Age-dependent changes in the cerebrospinal fluid proteome by slow off-rate modified aptamer array

Abstract

An important precondition for the successful development of diagnostic assays of cerebrospinal fluid (CSF) biomarkers of age-related neurodegenerative diseases is an understanding of the dynamic nature of the CSF proteome during the normal aging process. In this study, a novel proteomic technology was used to quantify hundreds of proteins simultaneously in the CSF from 90 cognitively normal adults 21 to 85 years of age.

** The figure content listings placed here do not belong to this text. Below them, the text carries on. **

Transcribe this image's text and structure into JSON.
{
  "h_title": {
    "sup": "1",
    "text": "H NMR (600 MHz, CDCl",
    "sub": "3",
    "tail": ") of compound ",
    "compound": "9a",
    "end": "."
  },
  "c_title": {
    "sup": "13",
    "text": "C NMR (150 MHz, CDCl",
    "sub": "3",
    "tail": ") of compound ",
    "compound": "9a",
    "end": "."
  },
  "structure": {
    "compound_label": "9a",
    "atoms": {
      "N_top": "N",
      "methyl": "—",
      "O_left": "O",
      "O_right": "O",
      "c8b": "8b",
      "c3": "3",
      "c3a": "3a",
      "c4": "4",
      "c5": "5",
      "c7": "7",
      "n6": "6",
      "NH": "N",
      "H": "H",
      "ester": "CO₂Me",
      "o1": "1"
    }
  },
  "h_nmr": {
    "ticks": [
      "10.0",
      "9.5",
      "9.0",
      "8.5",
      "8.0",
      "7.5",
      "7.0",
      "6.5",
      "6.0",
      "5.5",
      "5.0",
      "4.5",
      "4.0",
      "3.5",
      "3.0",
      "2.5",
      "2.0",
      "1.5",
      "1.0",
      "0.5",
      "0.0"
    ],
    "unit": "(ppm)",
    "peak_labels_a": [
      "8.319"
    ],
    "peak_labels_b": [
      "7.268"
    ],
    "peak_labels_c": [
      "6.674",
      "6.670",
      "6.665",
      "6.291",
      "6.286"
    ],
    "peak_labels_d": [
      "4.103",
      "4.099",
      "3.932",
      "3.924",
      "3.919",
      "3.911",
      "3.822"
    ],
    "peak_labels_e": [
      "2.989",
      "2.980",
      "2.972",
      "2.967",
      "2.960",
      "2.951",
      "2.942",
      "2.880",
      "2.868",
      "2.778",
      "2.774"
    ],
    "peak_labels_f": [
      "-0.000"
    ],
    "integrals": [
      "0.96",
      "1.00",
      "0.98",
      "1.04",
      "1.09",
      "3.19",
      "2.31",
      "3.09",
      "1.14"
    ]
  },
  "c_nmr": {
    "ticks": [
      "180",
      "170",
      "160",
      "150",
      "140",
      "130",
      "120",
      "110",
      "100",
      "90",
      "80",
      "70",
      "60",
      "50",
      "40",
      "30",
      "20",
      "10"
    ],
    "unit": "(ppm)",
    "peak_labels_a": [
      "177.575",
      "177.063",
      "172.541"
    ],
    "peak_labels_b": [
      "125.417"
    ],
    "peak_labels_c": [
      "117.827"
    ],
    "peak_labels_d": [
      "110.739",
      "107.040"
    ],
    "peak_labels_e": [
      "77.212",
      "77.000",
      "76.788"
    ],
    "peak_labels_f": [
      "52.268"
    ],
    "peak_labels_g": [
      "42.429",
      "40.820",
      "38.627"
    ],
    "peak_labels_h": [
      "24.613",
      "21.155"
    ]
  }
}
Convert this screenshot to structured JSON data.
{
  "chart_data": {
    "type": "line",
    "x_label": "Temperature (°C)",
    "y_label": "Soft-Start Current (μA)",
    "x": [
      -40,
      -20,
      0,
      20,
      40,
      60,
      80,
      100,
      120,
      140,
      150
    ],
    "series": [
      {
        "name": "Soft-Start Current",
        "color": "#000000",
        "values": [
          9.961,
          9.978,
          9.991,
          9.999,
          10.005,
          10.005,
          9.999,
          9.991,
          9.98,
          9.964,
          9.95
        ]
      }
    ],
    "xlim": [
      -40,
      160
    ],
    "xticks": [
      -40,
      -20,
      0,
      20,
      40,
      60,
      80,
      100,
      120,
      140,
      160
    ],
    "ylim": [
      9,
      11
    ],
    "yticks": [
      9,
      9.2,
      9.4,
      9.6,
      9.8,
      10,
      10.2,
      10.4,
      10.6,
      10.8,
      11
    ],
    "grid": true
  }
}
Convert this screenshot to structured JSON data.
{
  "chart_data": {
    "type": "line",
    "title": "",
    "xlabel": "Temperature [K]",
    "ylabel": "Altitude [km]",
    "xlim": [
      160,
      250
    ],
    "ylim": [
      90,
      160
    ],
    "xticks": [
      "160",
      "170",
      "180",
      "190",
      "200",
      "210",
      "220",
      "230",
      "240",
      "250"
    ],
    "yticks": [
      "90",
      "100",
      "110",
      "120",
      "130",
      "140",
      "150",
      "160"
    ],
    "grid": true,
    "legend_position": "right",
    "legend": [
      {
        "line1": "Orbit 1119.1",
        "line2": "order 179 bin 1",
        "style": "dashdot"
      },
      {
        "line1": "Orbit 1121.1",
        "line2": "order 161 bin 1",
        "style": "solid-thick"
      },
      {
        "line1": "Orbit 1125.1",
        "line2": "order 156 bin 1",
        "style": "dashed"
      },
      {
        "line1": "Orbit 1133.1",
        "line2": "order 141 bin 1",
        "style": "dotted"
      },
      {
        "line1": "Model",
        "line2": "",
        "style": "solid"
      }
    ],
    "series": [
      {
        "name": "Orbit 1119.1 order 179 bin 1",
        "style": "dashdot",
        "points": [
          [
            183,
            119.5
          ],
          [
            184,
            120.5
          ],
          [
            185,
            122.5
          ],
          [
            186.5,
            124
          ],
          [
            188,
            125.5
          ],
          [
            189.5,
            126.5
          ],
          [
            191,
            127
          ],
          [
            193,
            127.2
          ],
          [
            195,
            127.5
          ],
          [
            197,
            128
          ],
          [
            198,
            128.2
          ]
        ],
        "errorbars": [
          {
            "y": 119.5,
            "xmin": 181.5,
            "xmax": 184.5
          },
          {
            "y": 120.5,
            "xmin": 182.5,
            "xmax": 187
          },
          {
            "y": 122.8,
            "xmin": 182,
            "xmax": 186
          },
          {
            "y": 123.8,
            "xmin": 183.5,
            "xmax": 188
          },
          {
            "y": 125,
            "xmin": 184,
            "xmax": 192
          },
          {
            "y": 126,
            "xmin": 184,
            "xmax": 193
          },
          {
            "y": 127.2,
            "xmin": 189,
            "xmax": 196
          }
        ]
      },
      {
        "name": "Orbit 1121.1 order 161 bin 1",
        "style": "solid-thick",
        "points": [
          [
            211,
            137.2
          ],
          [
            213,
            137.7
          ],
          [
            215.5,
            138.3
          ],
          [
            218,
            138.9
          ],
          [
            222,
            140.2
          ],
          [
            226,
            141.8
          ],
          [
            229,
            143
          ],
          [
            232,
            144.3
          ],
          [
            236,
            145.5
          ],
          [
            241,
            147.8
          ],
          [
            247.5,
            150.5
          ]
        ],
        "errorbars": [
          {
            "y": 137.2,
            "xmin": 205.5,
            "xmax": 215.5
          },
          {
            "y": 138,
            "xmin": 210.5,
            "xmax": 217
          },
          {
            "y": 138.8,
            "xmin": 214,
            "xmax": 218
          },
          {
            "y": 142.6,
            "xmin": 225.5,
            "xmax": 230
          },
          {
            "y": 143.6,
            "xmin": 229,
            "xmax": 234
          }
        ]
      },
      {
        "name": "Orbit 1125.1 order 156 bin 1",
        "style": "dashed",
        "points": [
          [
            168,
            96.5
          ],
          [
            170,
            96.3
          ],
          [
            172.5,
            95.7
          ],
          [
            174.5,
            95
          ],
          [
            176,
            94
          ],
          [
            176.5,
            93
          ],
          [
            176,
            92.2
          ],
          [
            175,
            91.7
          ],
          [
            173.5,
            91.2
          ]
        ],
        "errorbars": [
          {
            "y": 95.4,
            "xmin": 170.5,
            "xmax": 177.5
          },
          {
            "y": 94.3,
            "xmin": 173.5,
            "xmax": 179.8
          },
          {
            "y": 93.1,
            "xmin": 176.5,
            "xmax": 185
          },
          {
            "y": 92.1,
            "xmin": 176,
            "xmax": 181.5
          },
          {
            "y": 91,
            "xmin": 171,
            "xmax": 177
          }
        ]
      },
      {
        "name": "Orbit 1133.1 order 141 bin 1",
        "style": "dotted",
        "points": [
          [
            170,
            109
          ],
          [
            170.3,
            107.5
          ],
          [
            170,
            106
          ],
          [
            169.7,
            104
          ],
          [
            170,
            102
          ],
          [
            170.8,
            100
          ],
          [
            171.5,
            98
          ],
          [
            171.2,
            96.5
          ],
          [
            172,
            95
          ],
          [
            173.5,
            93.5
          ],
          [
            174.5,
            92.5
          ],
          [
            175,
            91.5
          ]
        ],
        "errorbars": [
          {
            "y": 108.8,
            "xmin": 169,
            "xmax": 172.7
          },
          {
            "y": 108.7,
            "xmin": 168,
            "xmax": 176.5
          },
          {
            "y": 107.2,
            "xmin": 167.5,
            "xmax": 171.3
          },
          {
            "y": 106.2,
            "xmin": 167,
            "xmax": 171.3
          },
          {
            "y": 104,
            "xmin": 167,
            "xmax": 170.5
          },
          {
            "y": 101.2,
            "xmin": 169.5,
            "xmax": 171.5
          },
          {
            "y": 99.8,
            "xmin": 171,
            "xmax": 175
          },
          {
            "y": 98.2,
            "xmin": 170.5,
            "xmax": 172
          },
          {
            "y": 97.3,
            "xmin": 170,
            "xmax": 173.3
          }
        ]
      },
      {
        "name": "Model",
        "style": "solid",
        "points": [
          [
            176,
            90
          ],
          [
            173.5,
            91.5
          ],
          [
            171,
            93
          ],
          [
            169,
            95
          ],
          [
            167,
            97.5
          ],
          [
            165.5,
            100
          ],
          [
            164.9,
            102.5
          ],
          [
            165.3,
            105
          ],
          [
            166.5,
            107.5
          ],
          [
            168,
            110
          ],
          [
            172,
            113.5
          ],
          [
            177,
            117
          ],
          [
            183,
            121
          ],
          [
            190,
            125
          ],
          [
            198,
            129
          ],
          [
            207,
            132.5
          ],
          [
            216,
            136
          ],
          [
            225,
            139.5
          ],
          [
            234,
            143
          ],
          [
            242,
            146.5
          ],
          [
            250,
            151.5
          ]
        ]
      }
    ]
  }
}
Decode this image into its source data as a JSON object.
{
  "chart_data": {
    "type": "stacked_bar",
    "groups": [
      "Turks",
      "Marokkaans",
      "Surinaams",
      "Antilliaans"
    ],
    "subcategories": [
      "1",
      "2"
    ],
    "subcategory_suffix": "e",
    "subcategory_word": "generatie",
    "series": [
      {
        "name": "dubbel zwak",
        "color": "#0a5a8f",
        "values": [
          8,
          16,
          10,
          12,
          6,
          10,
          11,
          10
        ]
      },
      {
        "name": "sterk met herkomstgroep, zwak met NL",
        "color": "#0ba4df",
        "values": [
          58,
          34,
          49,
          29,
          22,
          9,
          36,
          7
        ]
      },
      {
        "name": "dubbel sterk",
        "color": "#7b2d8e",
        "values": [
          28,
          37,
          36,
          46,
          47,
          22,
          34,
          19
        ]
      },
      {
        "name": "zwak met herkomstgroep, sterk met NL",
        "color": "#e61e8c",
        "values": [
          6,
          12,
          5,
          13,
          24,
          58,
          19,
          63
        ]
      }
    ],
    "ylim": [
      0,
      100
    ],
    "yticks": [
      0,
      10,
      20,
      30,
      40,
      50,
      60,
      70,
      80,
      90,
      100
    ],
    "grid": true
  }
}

SomaLogic's highly multiplexed proteomic platform can measure more than 800 proteins simultaneously from small volumes of biological fluids using novel slow off-rate modified aptamer (SOMAmer) protein affinity reagents with sensitivity, specificity, and dynamic ranges that meet or exceed those of enzyme-linked immunosorbent assays. In the first application of this technology to CSF, we detected 248 proteins that possessed signals greater than twofold over background. Several novel correlations between detected protein concentrations and age were discovered that indicate that both inflammation and response to injury in the central nervous system may increase with age. Applying this powerful proteomic approach to CSF provides potential new insight into the aging of the human central nervous system that may have utility in discovering new disease-related changes in the CSF proteome.

Figure 1

Percent change in relative fluorescence unit signal between subjects 21 and 85 years of age, estimated from linear regression, plotted against Pearson correlation coefficients for biomarkers. Analytes with significant age correlation after Bonferroni correction are shown with open boxes, and remaining analytes are shown with crosses. Points corresponding to four biomarkers with large and significant age-dependent changes are labeled.

Figure 2

Plots of SOMAmer signal (y axis, relative fluorescence units) versus age (x axis, years) for selected biomarkers. Female subjects (closed circles) and male subjects (open triangles) are identified in each plot.

Figure 3

A: Screeplot of principal component analysis from entire biomarker dataset. The first 10 principal components, which cumulatively account for 70% of the total variance in the data set, are shown. B: The first two principal components are plotted after DSGA to remove variation observed in subjects 20 to 40 years of age.

Figure 4

A: Principal component regression prediction of age by biomarker signature using only the first principal component. B: Results of leave-one-out (LOO) cross-validation of principal component regression. Root-mean-squared error of prediction (y axis) is plotted versus the number of components (x axis) included in the model. C: Principal component regression prediction of age by biomarker signature using the first 38 principal components, showing improved model prediction.